Un equipo de arqueólogos corrió contra corriente para documentar huellas de la época romana notablemente conservadas descubiertas en una playa escocesa después de una tormenta. El fugaz sitio arqueológico, encontrado en Lunan Bay en Aberdeenshire, ofreció una rara instantánea de la actividad humana y animal de hace unos 2.000 años antes de que fuera borrada por el océano.
El descubrimiento inesperado
Las huellas fueron descubiertas por los residentes locales Ivor Campbell y Jenny Snedden mientras paseaban a sus perros por la costa. Unas marcas inusuales en la arcilla expuesta en las dunas dañadas por la tormenta les llamaron la atención, lo que les llevó a ponerse en contacto con las autoridades. Los arqueólogos de la Universidad de Aberdeen llegaron para excavar el lugar con urgencia.
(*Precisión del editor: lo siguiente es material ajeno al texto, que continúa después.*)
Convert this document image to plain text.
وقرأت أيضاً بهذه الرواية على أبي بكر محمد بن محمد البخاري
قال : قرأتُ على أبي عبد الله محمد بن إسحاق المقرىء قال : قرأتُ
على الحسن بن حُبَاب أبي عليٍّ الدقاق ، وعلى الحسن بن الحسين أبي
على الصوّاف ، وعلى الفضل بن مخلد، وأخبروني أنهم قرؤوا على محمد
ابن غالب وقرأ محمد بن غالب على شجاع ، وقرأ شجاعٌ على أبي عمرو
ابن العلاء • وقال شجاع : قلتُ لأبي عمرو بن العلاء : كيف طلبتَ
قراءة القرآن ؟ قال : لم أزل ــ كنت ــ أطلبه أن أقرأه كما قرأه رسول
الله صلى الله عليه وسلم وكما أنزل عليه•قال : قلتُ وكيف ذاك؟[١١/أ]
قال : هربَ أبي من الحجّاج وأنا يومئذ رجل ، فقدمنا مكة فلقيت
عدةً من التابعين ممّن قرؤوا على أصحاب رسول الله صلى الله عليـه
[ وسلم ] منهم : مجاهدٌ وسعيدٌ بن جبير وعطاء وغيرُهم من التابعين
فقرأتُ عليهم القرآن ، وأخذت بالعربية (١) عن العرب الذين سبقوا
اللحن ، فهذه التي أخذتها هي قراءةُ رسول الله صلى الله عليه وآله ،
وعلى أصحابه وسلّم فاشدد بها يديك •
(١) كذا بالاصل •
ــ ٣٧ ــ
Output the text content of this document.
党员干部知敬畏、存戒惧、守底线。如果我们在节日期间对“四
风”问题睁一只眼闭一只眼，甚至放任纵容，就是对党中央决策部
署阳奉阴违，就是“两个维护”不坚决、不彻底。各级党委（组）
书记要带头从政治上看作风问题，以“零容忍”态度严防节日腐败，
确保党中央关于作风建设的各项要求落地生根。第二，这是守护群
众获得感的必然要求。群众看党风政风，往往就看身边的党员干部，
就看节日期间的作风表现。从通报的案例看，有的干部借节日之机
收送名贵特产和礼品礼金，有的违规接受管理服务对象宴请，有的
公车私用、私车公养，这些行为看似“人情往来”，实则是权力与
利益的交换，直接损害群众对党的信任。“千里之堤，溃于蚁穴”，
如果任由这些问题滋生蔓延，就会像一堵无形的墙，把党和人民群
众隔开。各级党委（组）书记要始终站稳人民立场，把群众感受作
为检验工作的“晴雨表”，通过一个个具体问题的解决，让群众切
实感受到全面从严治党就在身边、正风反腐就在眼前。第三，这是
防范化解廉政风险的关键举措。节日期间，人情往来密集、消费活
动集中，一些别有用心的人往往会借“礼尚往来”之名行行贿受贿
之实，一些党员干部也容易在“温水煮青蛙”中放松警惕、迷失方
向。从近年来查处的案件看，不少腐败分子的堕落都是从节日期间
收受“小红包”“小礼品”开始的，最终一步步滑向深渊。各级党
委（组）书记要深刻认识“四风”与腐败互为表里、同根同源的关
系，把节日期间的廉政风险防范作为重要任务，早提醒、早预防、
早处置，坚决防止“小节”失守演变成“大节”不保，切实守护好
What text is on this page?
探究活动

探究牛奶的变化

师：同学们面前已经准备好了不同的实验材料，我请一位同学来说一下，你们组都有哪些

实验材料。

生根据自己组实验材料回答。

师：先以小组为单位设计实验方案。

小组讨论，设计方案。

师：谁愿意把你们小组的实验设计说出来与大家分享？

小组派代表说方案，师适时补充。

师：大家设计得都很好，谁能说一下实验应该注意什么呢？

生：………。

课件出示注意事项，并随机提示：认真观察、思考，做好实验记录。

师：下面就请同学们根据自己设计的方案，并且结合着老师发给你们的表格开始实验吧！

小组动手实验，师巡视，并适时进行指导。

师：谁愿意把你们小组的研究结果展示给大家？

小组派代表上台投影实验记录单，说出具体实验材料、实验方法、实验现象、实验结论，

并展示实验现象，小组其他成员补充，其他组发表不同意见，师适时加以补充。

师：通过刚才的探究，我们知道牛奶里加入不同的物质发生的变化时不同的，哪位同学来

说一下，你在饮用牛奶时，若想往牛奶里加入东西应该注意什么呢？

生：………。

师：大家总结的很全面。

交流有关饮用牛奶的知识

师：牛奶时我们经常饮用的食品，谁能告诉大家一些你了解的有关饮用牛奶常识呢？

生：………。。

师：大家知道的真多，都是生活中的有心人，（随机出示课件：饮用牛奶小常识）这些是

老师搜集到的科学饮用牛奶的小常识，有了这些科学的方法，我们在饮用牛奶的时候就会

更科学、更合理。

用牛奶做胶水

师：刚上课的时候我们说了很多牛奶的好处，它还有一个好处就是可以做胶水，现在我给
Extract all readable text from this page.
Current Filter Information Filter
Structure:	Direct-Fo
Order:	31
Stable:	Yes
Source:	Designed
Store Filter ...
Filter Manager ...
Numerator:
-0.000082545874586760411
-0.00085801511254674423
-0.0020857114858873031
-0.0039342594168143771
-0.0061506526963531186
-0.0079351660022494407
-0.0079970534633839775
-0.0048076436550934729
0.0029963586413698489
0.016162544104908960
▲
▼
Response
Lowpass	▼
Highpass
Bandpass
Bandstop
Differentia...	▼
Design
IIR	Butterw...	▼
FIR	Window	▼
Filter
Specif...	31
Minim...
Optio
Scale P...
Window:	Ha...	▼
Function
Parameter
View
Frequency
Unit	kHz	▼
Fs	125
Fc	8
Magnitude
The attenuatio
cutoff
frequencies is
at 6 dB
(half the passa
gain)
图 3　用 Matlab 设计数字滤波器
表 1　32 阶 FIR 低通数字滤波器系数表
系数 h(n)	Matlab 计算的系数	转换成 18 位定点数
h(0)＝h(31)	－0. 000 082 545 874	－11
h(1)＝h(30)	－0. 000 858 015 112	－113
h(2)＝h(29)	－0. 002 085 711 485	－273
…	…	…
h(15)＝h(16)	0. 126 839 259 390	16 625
“Es muy raro que uno se vea involucrado en una verdadera emergencia arqueológica en la que, si no lo hiciéramos muy, muy rápido, todo el sitio desaparecería”, dijo Kate Britton, arqueóloga que dirigió la excavación. El equipo trabajó contra fuertes vientos y mareas que avanzaban rápidamente para registrar las impresiones utilizando drones, cámaras y modelado 3D.
Lo que revelaron las huellas
El sitio contenía impresiones de humanos descalzos junto con ciervos y corzos, lo que sugiere un paisaje que alguna vez fue muy diferente de la playa de arena que es hoy. Debajo de las huellas, los restos de plantas carbonizadas datan mediante carbono de finales de la Edad del Hierro, coincidiendo con el período de las invasiones romanas en Escocia y el ascenso de los pictos.
“Las fechas de finales de la Edad del Hierro están en consonancia con lo que sabemos sobre la rica arqueología del cercano valle de Lunan”, afirmó Gordon Noble, arqueólogo de la Universidad de Aberdeen. Las huellas sugieren que el área alguna vez fue un estuario fangoso utilizado para cazar o recolectar plantas silvestres.
La naturaleza efímera del sitio
La excavación duró sólo dos días. Cuando el equipo regresó una semana después, las huellas habían desaparecido por completo, erosionadas por el mar. La desaparición subraya la fragilidad de la evidencia arqueológica y resalta la importancia de una respuesta rápida en tales casos.
“Las huellas que representan acciones de personas durante minutos, hace miles de años, fueron destruidas en cuestión de días”, dijo Britton.
El descubrimiento sugiere que pueden existir otros sitios similares a lo largo de la costa escocesa, lo que llevó a una mayor investigación. Si bien son únicas, las huellas de Lunan Bay sirven como recordatorio de que gran parte del pasado permanece oculto, esperando que se revelen brevemente las condiciones adecuadas antes de desaparecer una vez más.
Este hallazgo subraya cuánto nos queda por aprender aún sobre la vida antigua en Escocia y con qué rapidez se pueden perder pruebas de ella.